Database writers do well within a linear writing structure. They can mimic linear writing processes, and seem to be incredibly efficient writers. They’re about as adept at making connections between disparate concepts as wanderers and constellation thinkers. Database thinkers can definitely be guided at any point in the process in terms of what information to incorporate, but will heavily resist attempts to reorganize the information. When given time and space to write, they can write prolifically, as long as they have sufficient information to work with.

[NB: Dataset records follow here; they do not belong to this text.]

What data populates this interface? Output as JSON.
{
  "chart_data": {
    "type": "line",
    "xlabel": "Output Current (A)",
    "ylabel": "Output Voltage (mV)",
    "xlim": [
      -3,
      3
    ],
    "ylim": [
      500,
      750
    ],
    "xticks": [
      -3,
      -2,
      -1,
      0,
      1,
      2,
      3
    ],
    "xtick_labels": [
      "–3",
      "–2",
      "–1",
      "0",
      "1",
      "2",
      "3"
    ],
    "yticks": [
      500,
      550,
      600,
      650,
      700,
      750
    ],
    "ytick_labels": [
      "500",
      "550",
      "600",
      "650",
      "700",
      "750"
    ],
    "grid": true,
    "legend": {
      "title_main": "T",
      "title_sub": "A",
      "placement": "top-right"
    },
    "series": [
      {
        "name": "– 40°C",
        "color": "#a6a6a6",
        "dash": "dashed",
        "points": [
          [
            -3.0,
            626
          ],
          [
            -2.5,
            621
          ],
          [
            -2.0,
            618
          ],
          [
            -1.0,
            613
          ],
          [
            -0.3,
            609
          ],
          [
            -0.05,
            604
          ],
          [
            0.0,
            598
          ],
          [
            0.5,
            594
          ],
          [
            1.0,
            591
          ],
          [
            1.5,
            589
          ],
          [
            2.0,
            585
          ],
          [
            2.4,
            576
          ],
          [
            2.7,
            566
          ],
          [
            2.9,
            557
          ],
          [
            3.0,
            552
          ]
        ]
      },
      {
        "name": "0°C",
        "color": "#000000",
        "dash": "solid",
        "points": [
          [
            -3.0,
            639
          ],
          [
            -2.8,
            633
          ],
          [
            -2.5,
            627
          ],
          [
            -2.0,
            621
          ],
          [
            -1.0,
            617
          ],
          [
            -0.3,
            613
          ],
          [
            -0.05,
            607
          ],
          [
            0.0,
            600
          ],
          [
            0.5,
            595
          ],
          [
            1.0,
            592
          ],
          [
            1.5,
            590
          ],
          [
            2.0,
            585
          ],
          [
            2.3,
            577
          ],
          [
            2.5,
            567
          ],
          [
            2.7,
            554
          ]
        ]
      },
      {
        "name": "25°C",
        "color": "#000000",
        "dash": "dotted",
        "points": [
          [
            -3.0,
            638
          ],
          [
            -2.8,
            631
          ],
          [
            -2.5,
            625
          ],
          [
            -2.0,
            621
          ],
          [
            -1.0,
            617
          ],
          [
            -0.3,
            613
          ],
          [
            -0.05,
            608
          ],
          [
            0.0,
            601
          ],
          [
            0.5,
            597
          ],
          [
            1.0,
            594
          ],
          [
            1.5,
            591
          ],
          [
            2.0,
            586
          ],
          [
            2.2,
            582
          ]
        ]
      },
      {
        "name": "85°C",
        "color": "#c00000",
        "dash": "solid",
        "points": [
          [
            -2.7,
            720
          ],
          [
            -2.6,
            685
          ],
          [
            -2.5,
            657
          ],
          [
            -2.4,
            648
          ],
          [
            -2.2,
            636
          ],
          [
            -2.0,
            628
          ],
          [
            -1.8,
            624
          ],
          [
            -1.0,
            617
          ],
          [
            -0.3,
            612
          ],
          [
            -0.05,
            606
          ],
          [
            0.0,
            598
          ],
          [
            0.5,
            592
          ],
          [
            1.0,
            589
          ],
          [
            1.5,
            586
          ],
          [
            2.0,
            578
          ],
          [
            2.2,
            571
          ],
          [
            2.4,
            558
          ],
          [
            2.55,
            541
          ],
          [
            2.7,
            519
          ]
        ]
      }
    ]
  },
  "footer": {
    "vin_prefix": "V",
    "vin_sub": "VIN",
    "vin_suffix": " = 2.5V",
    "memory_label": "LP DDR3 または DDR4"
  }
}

It sounds like the best of all worlds to be a database thinker, but doing this work is often incredibly energy-intensive for them, requiring a lot of rest before and afterwards. It is also often difficult for them to have sufficient time away from all other obligations to do the work that needs to be done, particularly with longer pieces. They lose track of information and where they were last with writing every time they step away from their work for a long period, requiring them to “restart” the process by taking in where they were. Database writers often appear to others (and may feel themselves) like procrastinators, as they have to compress their work to be most effective. They will often have difficulties writing about the same topic multiple times and in various ways. Each time, they will have to start anew with reading and research, unless they have developed strategies to help them retain or quickly regather that information.
In my experience, pairing up writers from different styles can yield some fantastic results, as long as everyone is aware of each others’ writing processes, and their strengths and weaknesses.
The trouble is that we tend to assume that everyone is a linear thinker. Most wanderers, constellation, and database thinkers have been incredible at mimicking a linear writing process, but it’s not what’s most helpful to them. And, web thinkers are just perpetually frustrated trying to produce in a linear structure.
Imagine what could happen if we encouraged people to follow a writing process that works best for them.